Extract Content Based on Styles for openoffice

Hello aspose,

I don’t know if it is OK if I ask my question here or not , if its not forgive me please.

I want to ask if there Is any code written in java like this one in this page and apply the same things as to Extract Content Based on Styles but for the styles in openoffice not in Microsoft word ?

I’m programming an extension and I need a function that extract words from openoffice writer texts depend on the format of the word.

Hi there,

Thanks for your inquiry. Yes, you can extract the contents based on Styles for both ODT and MS Word documents. First of all I suggest you please read style features supported on document (ODT/DOCX) import/export from here:

https://docs.aspose.com/words/net/load-in-the-open-office-xml-2007-and-2010-formats/
https://docs.aspose.com/words/net/save-in-the-open-office-xml-docx-dotx-docm-dotm-format/

https://docs.aspose.com/words/net/load-in-the-opendocument-text-odt-ott-format/
https://docs.aspose.com/words/net/save-in-the-opendocument-text-odt-ott-format/

You can use the shared code at this page with ODT file. You need to check the styles in your ODT file and then modify code according to your requirement. If you face any issue, please share your ODT file along with style information. We will then provide you more information on this along with code.

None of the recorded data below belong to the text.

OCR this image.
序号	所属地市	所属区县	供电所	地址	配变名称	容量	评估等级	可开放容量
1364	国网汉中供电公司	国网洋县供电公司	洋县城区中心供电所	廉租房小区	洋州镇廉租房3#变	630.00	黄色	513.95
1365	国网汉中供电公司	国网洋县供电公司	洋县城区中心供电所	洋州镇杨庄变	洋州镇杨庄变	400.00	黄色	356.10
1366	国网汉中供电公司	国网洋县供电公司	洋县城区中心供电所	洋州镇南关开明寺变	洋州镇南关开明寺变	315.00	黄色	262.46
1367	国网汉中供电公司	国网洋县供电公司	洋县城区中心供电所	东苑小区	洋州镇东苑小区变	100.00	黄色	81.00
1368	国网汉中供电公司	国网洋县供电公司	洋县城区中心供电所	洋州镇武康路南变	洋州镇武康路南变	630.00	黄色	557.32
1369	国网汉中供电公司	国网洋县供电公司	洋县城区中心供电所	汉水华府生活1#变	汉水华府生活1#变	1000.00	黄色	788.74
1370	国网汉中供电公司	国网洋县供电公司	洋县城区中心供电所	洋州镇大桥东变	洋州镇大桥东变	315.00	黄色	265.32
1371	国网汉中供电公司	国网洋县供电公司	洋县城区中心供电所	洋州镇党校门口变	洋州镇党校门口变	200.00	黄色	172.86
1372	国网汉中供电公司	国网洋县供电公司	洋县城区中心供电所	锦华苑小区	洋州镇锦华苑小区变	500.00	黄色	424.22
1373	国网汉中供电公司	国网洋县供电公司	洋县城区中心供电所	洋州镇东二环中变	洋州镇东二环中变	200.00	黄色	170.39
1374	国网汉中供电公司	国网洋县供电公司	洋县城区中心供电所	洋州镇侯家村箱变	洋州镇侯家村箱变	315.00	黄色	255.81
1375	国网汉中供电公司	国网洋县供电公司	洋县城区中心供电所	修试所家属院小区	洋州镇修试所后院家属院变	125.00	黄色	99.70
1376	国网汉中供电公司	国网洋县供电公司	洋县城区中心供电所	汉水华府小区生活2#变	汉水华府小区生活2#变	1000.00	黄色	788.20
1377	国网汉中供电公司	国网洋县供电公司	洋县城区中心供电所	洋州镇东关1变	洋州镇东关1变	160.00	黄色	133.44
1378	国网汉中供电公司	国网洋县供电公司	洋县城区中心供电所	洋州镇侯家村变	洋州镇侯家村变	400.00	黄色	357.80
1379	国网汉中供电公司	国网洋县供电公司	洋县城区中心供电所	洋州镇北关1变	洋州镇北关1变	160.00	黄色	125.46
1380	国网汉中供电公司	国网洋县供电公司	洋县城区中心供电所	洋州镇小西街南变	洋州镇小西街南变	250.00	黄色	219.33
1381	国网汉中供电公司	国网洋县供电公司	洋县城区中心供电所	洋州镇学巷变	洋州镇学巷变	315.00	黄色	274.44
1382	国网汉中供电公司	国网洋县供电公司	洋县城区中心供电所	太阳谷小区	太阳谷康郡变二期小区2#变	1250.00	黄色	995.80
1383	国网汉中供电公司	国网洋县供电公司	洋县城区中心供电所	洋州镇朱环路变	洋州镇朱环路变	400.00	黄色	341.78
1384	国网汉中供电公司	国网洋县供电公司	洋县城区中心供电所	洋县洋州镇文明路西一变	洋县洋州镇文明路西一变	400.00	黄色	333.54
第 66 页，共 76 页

Thank you for your replay , I tried to run the code to check, but one line doesn’t work

System.out.print(paragraph.toString(SaveFormat.TEXT));

saying that the method to string in class object can not be applied for the given type.

what if I want to search in text for attributes such as (character font, name, size and color) not styles, are there any libraries can help?

Hi there,

Thanks for your inquiry. In case you are using an older version of Aspose.Words, I would suggest you please upgrade to the latest version (v13.3.0.1) from here and let us know how it goes on your side. If the problem still remains, please attach your input ODT document here for testing. I will investigate the issue on my side and provide you more information.

You can use Run.Font property to access to the font formatting of Run node as shown in following code snippet. Hope this helps you.

public static ArrayList RunsByFontName(Document doc, string FontName)
{
    // Create an array to collect runs of the specified Font Name.
    ArrayList runsNodes = new ArrayList();
    // Get all runs from the document.
    NodeCollection runs = doc.GetChildNodes(NodeType.Run, true);
    foreach (Run run in runs)
    {
        if (run.Font.Name == FontName)
            runsNodes.Add(run);
    }
    return runsNodes;
}

First of all thank you so so much for your replay it did help us a lot.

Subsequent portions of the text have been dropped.